Loosening the bolts of the text from flat readings also allows us to explore the full-range of human experience. Think of Song of Solomon. While both Israel and the early church found a layer of meaning involving God and God’s church expressing love, fidelity, and mutuality for one another, on a simpler level, Song of Solomon portrays the passion of a woman and man for one another. Christians are slow to speak of passion. We prefer to take the heat out of what otherwise might be considered erotic. Song of Solomon functions well as both. The church is the bride of Christ, therefore, 3:11 functions theologically, but I’m quite certain some Christian marriages might benefit from the other overtures of the text.
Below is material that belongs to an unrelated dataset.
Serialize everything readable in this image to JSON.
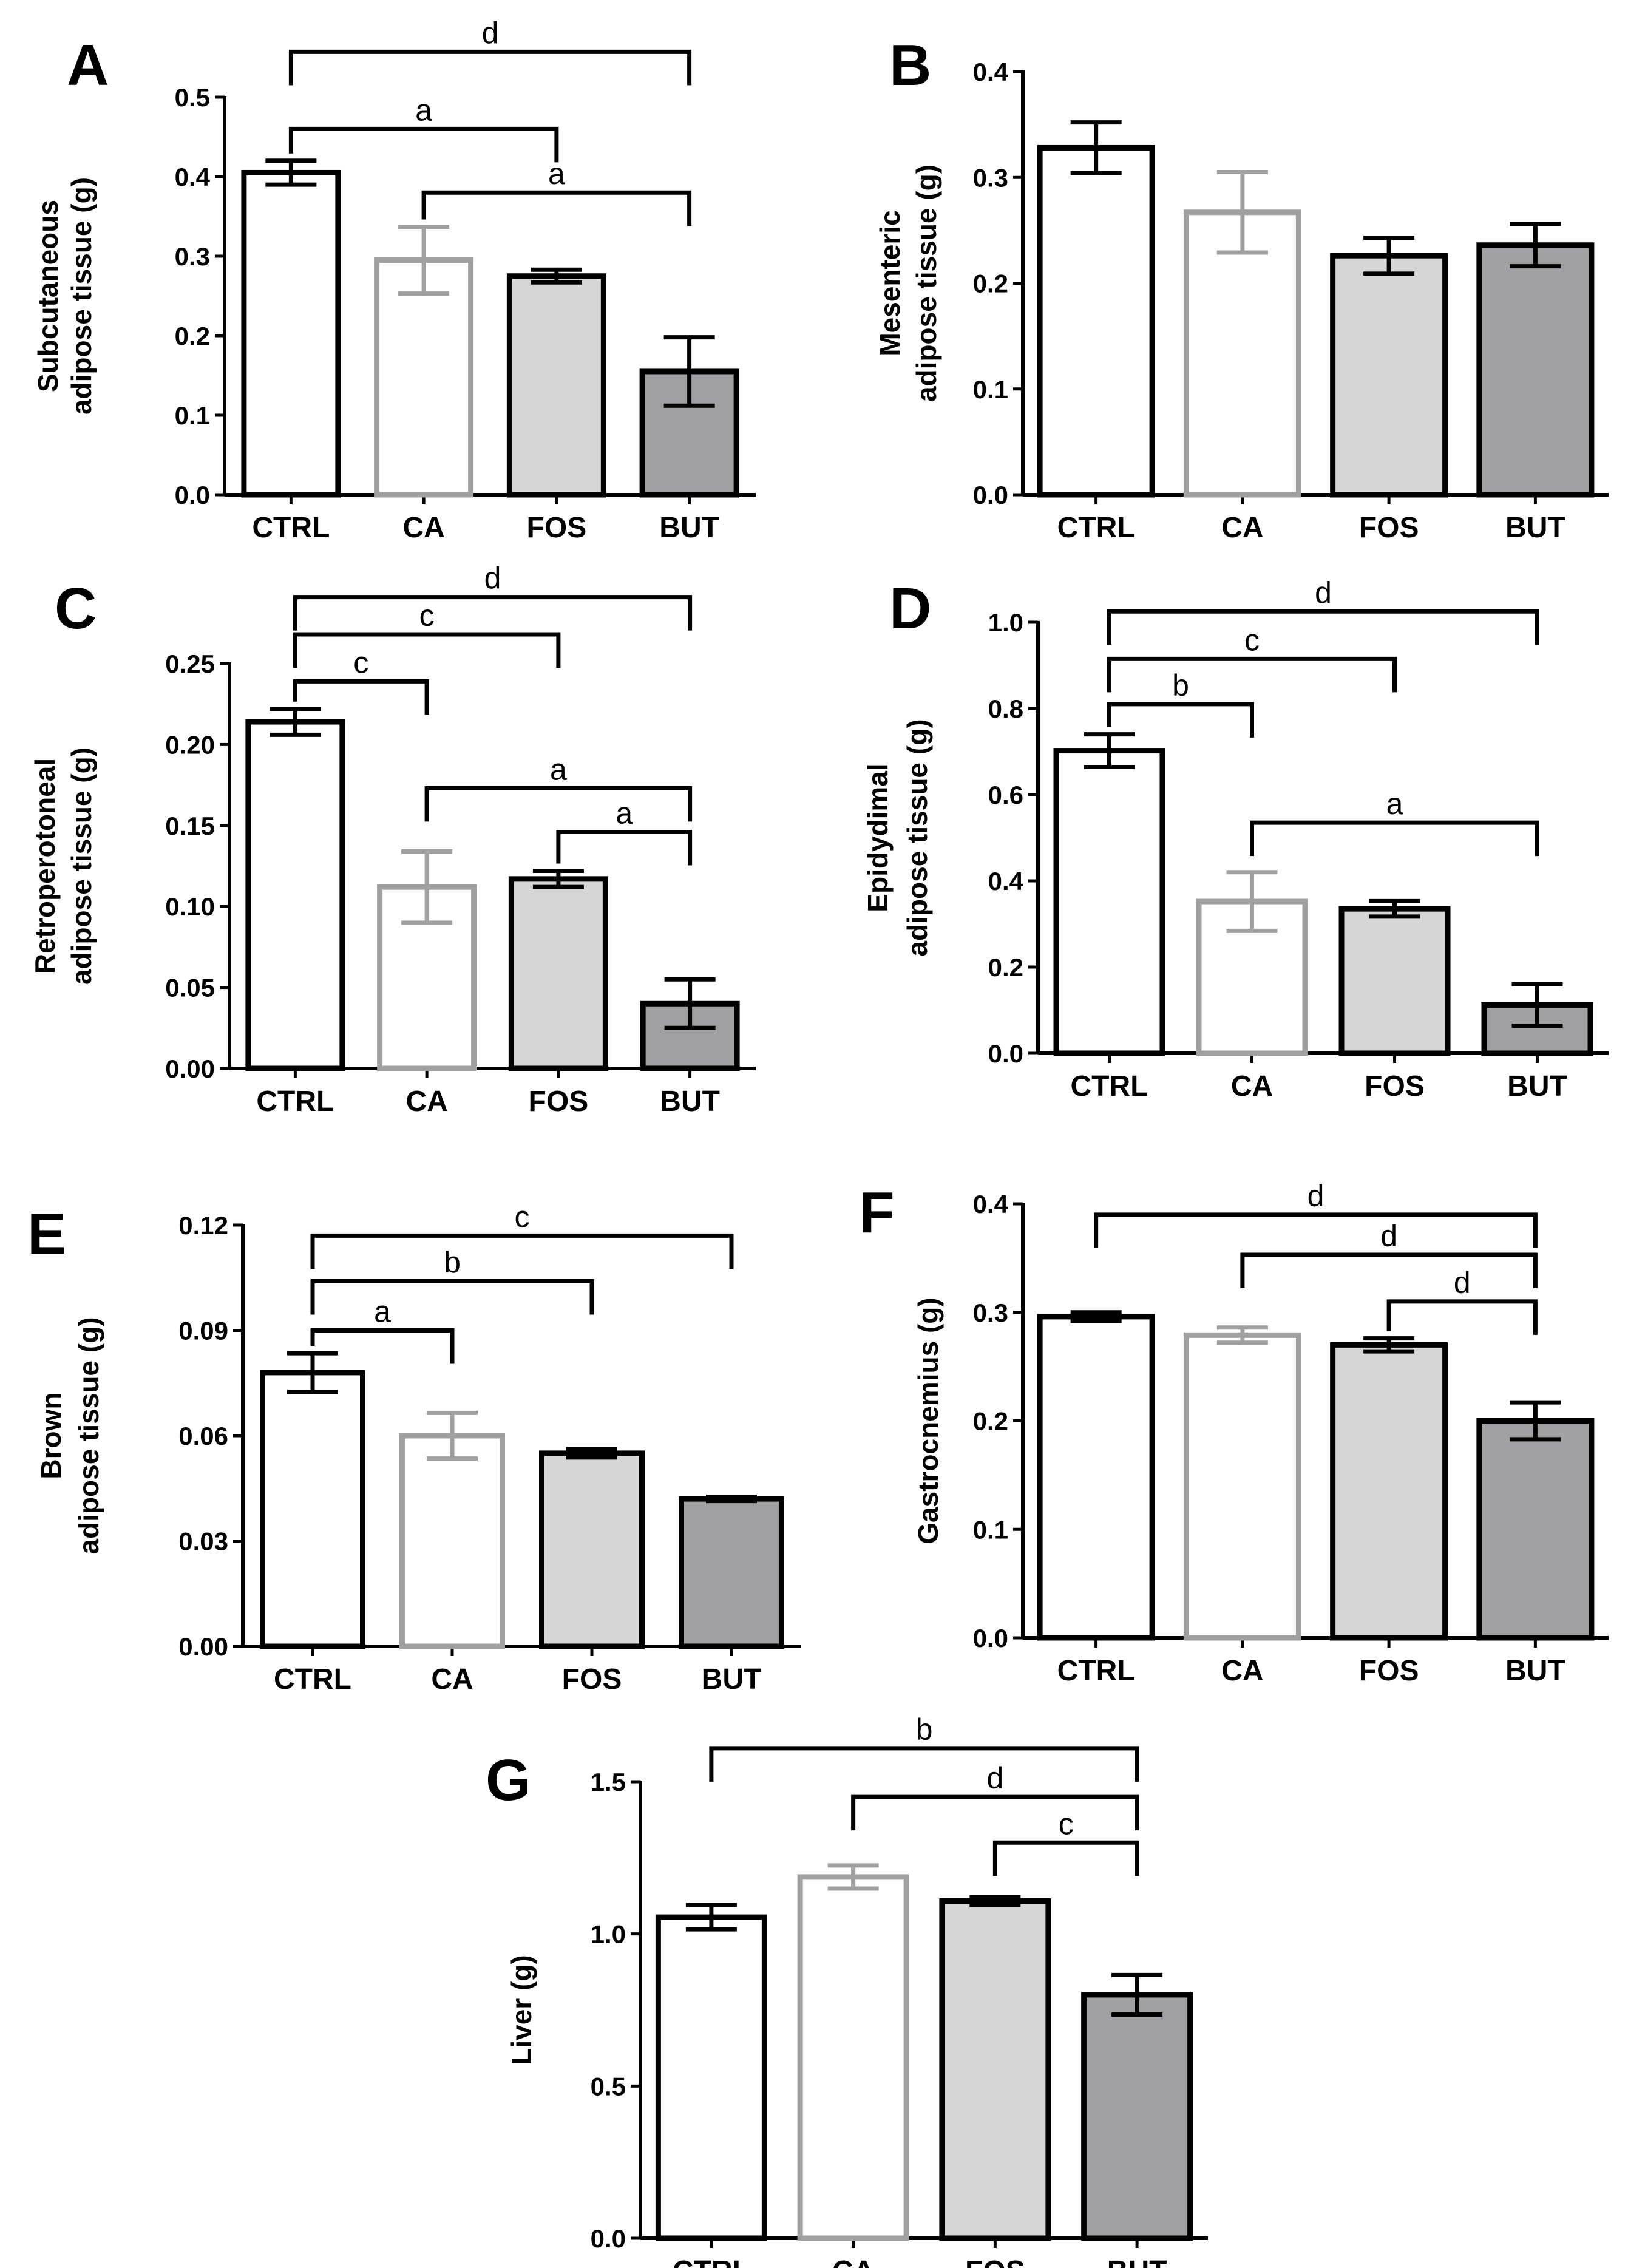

We should allow our lives to be informed by the full escapades of the Biblical text which are intended by her authors.
These are just a couple – maybe even provocative – ways reading a flattened text has misshaped the church and her expression in our culture. In these days of rapidly shifting mores, perhaps one of the chief aims of a relevant and real church is to see the Bible as the men who wrote it did. It is our turn to resurrect the rich contours, textures, and elevations of the Bible, so that our reading is as electric and transformative as it aspires to be.